The Probiotic Lactobacillus johnsonii NCC 533 Produces High-Molecular-Mass Inulin from Sucrose by Using an Inulosucrase Enzyme

Munir A. Anwar, Slavko Kralj, Marc J. E. C. van der Maarel, and Lubbert Dijkhuizen^*

Centre for Carbohydrate Bioprocessing (CCB), TNO-University of Groningen, P.O. Box 14, 9750 AA Haren, The Netherlands, and Department of Microbiology, Groningen Biomolecular Sciences and Biotechnology Institute (GBB), University of Groningen, Kerklaan 30, 9751 NN Haren, The Netherlands

Received 14 February 2008/ Accepted 5 April 2008

Fructansucrase enzymes polymerize the fructose moiety of sucrose into levan or inulin fructans, with β(2-6) and β(2-1) linkages, respectively.
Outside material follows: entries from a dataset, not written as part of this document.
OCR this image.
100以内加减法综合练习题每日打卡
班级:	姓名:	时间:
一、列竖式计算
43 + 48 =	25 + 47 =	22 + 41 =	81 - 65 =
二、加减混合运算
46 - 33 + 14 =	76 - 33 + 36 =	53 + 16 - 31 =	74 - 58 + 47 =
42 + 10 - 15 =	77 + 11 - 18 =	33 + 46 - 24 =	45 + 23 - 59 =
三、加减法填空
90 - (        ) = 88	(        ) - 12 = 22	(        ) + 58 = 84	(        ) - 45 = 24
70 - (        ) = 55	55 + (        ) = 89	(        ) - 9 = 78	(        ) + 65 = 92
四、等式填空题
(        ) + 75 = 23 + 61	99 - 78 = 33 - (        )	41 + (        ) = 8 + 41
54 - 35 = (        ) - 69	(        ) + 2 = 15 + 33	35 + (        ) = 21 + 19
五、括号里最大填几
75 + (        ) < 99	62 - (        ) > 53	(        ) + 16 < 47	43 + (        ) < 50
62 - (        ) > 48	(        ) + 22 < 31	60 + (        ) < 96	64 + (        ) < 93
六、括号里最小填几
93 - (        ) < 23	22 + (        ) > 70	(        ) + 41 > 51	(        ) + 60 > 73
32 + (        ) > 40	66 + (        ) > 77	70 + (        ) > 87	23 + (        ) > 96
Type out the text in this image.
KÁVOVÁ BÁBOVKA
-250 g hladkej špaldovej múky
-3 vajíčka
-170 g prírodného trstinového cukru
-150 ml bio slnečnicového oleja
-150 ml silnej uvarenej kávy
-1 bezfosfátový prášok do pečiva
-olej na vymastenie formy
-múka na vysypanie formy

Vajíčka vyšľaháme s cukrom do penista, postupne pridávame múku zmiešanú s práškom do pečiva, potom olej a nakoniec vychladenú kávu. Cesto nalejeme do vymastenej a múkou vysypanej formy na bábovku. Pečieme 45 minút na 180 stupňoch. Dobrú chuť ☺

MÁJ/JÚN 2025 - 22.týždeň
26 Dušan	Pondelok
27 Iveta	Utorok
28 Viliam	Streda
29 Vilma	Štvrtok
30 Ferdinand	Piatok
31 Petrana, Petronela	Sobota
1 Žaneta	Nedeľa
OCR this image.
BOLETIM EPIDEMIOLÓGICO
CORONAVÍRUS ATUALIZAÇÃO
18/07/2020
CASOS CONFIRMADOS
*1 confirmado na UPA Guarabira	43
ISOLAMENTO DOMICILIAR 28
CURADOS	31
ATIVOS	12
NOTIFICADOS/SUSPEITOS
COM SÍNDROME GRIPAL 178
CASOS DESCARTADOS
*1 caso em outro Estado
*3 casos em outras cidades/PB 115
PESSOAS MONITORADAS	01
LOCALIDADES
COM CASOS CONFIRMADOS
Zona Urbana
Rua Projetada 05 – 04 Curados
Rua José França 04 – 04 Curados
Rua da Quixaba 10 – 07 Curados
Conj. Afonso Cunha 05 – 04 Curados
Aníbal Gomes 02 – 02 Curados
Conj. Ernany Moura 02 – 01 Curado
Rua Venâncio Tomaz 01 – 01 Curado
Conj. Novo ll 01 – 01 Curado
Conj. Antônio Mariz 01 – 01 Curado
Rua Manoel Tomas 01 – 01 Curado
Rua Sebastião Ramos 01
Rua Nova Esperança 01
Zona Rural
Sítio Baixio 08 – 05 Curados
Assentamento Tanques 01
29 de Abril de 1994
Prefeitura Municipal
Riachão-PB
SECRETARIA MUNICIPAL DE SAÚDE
The probiotic bacterium Lactobacillus johnsonii strain NCC 533 possesses a single fructansucrase gene (open reading frame AAS08734) annotated as a putative levansucrase precursor. However, ¹³C nuclear magnetic resonance (NMR) analysis of the fructan product synthesized in situ revealed that this is of the inulin type. The ftf gene of L. johnsonii was cloned and expressed to elucidate its exact identity. The purified L. johnsonii protein was characterized as an inulosucrase enzyme, producing inulin from sucrose, as identified by ¹³C NMR analysis. Thin-layer chromatographic analysis of the reaction products showed that InuJ synthesized, besides the inulin polymer, a broad range of fructose oligosaccharides. Maximum InuJ enzyme activity was observed in a pH range of 4.5 to 7.0, decreasing sharply at pH 7.5. InuJ exhibited the highest enzyme activity at 55°C, with a drastic decrease at 60°C. Calcium ions were found to have an important effect on enzyme activity and stability. Kinetic analysis showed that the transfructosylation reaction of the InuJ enzyme does not obey Michaelis-Menten kinetics. The non-Michaelian behavior of InuJ may be attributed to the oligosaccharides that were initially formed in the reaction and which may act as better acceptors than the growing polymer chain. This is only the second example of the isolation and characterization of an inulosucrase enzyme and its inulin (oligosaccharide) product from a Lactobacillus strain. Furthermore, this is the first Lactobacillus strain shown to produce inulin polymer in situ.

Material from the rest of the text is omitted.